We’re talking prime time.

And I thought, hell, if I can get my butt down to Palm Desert maybe I could surprise Neal and we could do it before he had a chance to start whining about how screwed-up he is.

So I phoned up Peggy Milkovsky and she phoned up one of the crop-spraying outfits and sure enough there was a pilot heading down to Indio, which isn’t too far from Palm Desert, and he said he’d be happy for the company.

I put a few things in a bag, met the pilot at the airstrip and got to Indio just as the sun was going down. I found Nathan Silverstein’s address in the Greater Coachella Valley phone book, got myself a cab over there and rang the bell.

To tell the truth, I felt kind of pathetic standing there on the front step, with my bag, my bubbling ovaries, and my round heels. Talk about easy.

Chalk it up to temporary insanity, please.
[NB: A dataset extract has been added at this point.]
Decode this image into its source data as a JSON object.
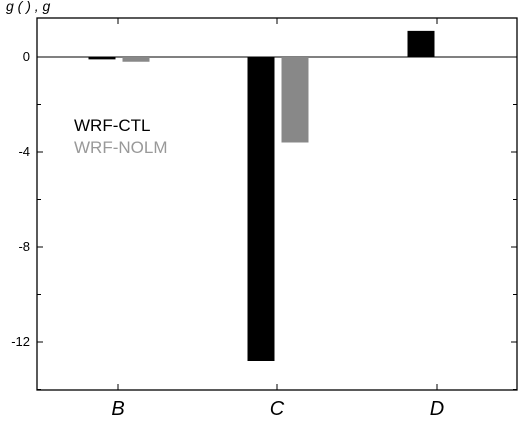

A woman answered the door. I think she was expecting somebody else because she was wearing a white see-through full-length negligee, high heels, and red lipstick.

“You must be Hope White,” I said.

“That’s right, honey,” she said. She gave me a woman’s once-over and added, “And Nathan must be doing better than I thought.”

“Is Neal Carey here, by any chance?”

“No, he’s not.”

Then I did the weirdest thing.

I started to cry. I don’t mean sniffle, either. I started to bawl.

I’m no wussy. I’m a rootin’, tootin’ cowgirl mountain woman. I’ve birthed calves, gelded horses, and stitched up drunken cowboys. I’ve comforted abused kids, stuck shotgun barrels into the crotches of their no-good daddies, even listened to Neal Carey try to sing and never cried. I don’t cry easily.

But there I was, standing in front of a nearly naked woman bawling my eyes out and I don’t know why.

It’s just that at that moment I really needed to see him and he wasn’t there.

So I was weeping and Hope White pulled me inside and sat me on on the couch and actually said, “There, there, dear…”

I was just blubbering.

“You’re looking for Neal?” she said gently.

I blubbered and nodded.

“You really need to find him, don’t you?”

Blubber and nod.

“Honey,” Hope said as she put her arm around me, “are you crying because this Neal got you into trouble?”

“No,” I blurted, “I’m crying because he didn’t!”

Next thing I knew my head was resting in her ample bosom and she was stroking my hair and saying, “There, there.… There, there.… You just cry and tell Hope all about it.”

And I did.

Chapter 17

Dear Diary,

What a night!

After the German fellow left I took a long bubble bath, made myself some dinner out of Natty’s refrigerator, then got all dressed up the way Natty likes. (Blush, blush.)

Sure enough, about an hour later the doorbell rang and I thought it was Natty and he had forgot his key. So I went to the door, flung it open, flung my arms open to show him (blush, blush) the goods, and
Surprise!
It was a young woman!

At first I was a little upset, Diary, because I thought Natty had himself some young honey and let me tell you, this one is a looker! Thick black hair, gorgeous eyes, and the
hips …

Well, it turns out that she’s not looking for Natty after all (A good thing for her. A good thing for Natty!), but for this Neal Carey I met in Vegas. The one who was supposed to be bringing Natty home.

I told the poor dear

Karen is her name

that Neal wasn’t there and the sweet thing starts to cry like her heart is going to break. What else could I do? I brought her in and sat her down and listened to her story.

Diary, the trouble is that this Neal will marry her but not give her a baby. Just the reverse of the usual story. Go figure.